Debezium 2.2.0.Alpha1 Released

Breaking Change

An edge case was reported in DBZ-5996 where if a temporal column used ZonedTimestamp and if the column’s value had 0 micro or nanoseconds, rather than emitting the value as 2023-01-19T12:30:00.123000Z, the value would be emitted in a truncated way as 2023-01-19T12:30:00.123Z. This could lead to other issues with converters used in the event pipeline when the output from that column could be formatted inconsistently.

In order to remedy the edge case, the ZonedTimestamp implementation will now pad the fraction-based seconds value of the column’s value to the length/scale of the source database column. Using the example above of a TIMESTAMP(6) MySQL column type, the emitted value will now properly reflect a value of 2023-01-19T12:30:00.123000Z.

While this change in behavior is likely to have minimal impact to most users, we wanted to bring attention to it in the event that you’ve perhaps used other means to handle this edge case in your pipelines. If you have, you should be able to rely on Debezium to emit the value consistently, even when the fraction-based seconds is 0.

Ingesting changes from Oracle logical stand-bys

The Debezium for Oracle connector normally manages what is called a flush table, which is an internal table used to manage the flush cycles used by the Oracle Log Writer Buffer (LGWR) process. This flushing process requires that the user account the connector uses to have permission to create and write to this table. Logical stand-by databases often have more restrictive rules about data manipulation and may even be read-only, therefore, writing to the database is unfavorable or even not permissible.

To support an Oracle read-only logical stand-by database, we introduced a flag to disable the creation and management of this flush table. This feature can be used with both Oracle Standalone and Oracle RAC installations, and is currently considered incubating, meaning its subject to change in the future.

In order to enable Oracle read-only logical stand-by support, add the following connector option:

internal.log.mining.read.only=true

In a future version, we plan to add support for an Oracle read-only physical stand-by database.

This configuration option is prefixed with internal., meaning that it’s considered an undocumented and experimental feature. The semantics and behavior of this option are subject to change in future versions that may not be guaranteed forward or backward compatible.

Using Amazon S3 buckets with Storage API

Debezium provides a Storage API framework that enables connectors to store offset and schema history state in a variety of persistence datastores. Moreover, the framework enables contributors to extend the API by adding new storage implementations with ease. Currently, the Storage API framework supports the local FileSystem, a Kafka Topic, or Redis datastores.

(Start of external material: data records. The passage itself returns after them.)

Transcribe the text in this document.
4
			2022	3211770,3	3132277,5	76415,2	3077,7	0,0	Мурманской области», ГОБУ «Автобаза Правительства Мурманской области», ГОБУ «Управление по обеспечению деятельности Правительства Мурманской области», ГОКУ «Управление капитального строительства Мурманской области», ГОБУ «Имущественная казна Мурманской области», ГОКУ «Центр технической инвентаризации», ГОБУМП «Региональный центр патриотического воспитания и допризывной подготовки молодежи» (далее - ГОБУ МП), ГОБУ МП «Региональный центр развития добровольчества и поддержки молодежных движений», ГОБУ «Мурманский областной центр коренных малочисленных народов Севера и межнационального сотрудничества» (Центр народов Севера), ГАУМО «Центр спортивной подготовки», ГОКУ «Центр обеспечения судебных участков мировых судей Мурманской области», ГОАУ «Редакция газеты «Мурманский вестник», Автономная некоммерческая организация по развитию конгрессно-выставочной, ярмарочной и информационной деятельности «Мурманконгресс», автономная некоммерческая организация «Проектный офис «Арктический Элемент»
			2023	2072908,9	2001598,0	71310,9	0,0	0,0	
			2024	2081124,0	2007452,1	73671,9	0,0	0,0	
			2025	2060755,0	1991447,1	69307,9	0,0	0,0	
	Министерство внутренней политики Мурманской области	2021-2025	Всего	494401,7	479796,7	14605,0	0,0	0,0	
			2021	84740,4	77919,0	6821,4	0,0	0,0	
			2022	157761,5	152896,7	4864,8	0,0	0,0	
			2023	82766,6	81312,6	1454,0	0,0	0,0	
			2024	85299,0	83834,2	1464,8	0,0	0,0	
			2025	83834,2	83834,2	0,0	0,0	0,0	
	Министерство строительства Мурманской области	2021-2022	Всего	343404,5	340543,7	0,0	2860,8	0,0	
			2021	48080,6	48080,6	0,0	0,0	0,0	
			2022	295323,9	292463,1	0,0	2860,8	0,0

With Debezium 2.2, we’re pleased to add Amazon S3 buckets as part of that framework, allowing the schema history to be persisted to an S3 bucket. An example connector configuration using S3 might look like the following:

...
schema.history.internal=io.debezium.storage.s3.history
schema.history.internal.s3.access.key.id=aa
schema.history.internal.s3.secret.access.key=bb
schema.history.internal.s3.region.name=aws-global
schema.history.internal.s3.bucket.name=debezium
schema.history.internal.s3.object.name=db-history.log
schema.history.internal.s3.endpoint=http://<server>:<port>

schema.history.internal.s3.access.key.id: Specifies the access key required to authenticate to S3.
schema.history.internal.s3.secret.access.key: Specifies the secret access key required to authenticate to S3.
schema.history.internal.s3.region.name: Specifies the region where the S3 bucket is available.
schema.history.internal.s3.bucket.name: Specifies the name of the S3 bucket where the schema history is to be persisted.
schema.history.internal.s3.object.name: Specifies the object name in the bucket where the schema history is to be persisted.
schema.history.internal.s3.endpoint: Specifies the S3 endpoint with the format of http://<server>:<port>;.

Retry database connections on start-up

In previous releases of Debezium, the connector start-up phase used a fail-fast strategy. Simply put, this meant that if we couldn’t connect, authenticate, or performs any of the start-up phase steps required by the connector, the connector would enter a FAILED state.

One specific problem area for users is if the connector gracefully starts, runs for a period of time, and then eventually encounters some fatal error. If the error is related to a resource that wasn’t accessed during the connector’s start-up lifecycle, the connector would typically gracefully restart just fine. However, the situation is different if the problem was related to the database’s availability and the database was still unavailable during the connector’s start-up phase. In this situation, the connector would fail-fast, and would enter a FAILED state, requiring manual intervention.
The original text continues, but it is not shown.